Research that is unraveling the mechanisms of alcohol dependence is proceeding full steam ahead, thanks to a $1.7 million National Institutes of Health (NIH) MERIT award extension grant recently received by Maharaj K. Ticku, Ph.D., professor of pharmacology and psychiatry at the Health Science Center.
MERIT stands for Method to Extend Research In Time. MERIT awards provide long-term, stable support to investigators whose research competence and productivity are distinctly superior and who are likely to continue to perform in an outstanding manner. It is an honor bestowed on only the top 1 percent of scientists in the nation.
Dr. Ticku and his team study the NMDA gene, on which an important brain chemical (glutamate) works. This gene is involved on one hand in memory and learning, but too much activation can lead to cell death. This neuronal damage results in memory loss associated with alcohol use, dependence on continued alcohol consumption, and withdrawal seizures.
“In a very novel finding, we have narrowed the list of regulators that are turning this gene on and off,” Dr. Ticku said.

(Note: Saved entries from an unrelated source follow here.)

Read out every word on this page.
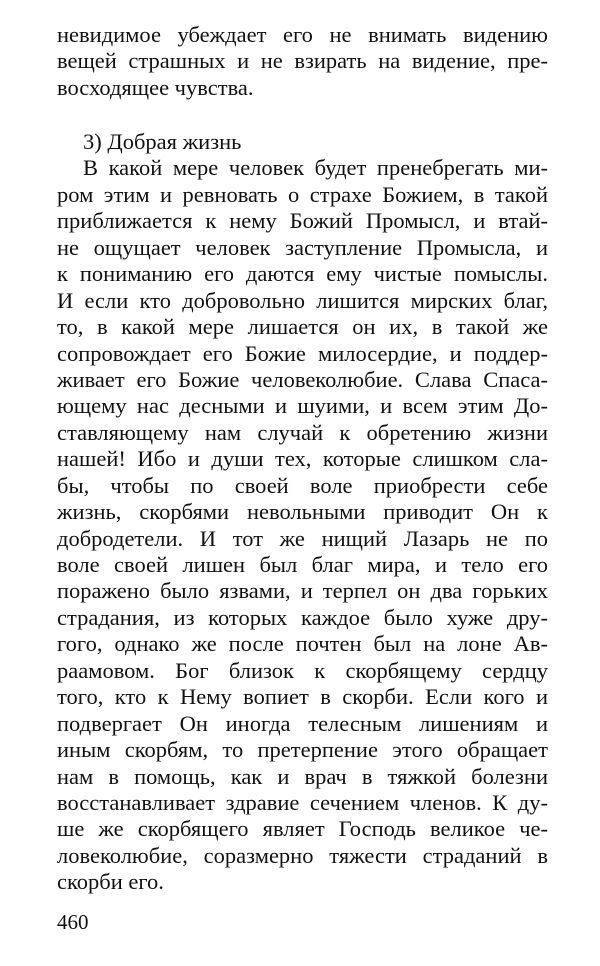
невидимое убеждает его не внимать видению
вещей страшных и не взирать на видение, пре-
восходящее чувства.
3) Добрая жизнь
В какой мере человек будет пренебрегать ми-
ром этим и ревновать о страхе Божием, в такой
приближается к нему Божий Промысл, и втай-
не ощущает человек заступление Промысла, и
к пониманию его даются ему чистые помыслы.
И если кто добровольно лишится мирских благ,
то, в какой мере лишается он их, в такой же
сопровождает его Божие милосердие, и поддер-
живает его Божие человеколюбие. Слава Спаса-
ющему нас десными и шуими, и всем этим До-
ставляющему нам случай к обретению жизни
нашей! Ибо и души тех, которые слишком сла-
бы, чтобы по своей воле приобрести себе
жизнь, скорбями невольными приводит Он к
добродетели. И тот же нищий Лазарь не по
воле своей лишен был благ мира, и тело его
поражено было язвами, и терпел он два горьких
страдания, из которых каждое было хуже дру-
гого, однако же после почтен был на лоне Ав-
раамовом. Бог близок к скорбящему сердцу
того, кто к Нему вопиет в скорби. Если кого и
подвергает Он иногда телесным лишениям и
иным скорбям, то претерпение этого обращает
нам в помощь, как и врач в тяжкой болезни
восстанавливает здравие сечением членов. К ду-
ше же скорбящего являет Господь великое че-
ловеколюбие, соразмерно тяжести страданий в
скорби его.
460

In the journal Molecular Pharmacology, Dr. Ticku and colleagues report that a genetic “code reader” called neuron-restrictive silencer factor slows down the activity of the NMDA gene, while another code reader, cyclic AMP response-building protein, speeds it up.
“We have one transcription factor that increases expression of the NMDA gene, and one that decreases it,” Dr. Ticku said. “This has profound implications for future research.”
Dr. Ticku, who joined the Health Science Center faculty in 1978, is continuously funded by multiple grants from many NIH institutes, include the National Institute of Neurological Disorders and Stroke (NINDS), the National Institute on Alcohol Abuse and Alcoholism (NIAAA), and the National Institute on Drug Abuse (NIDA).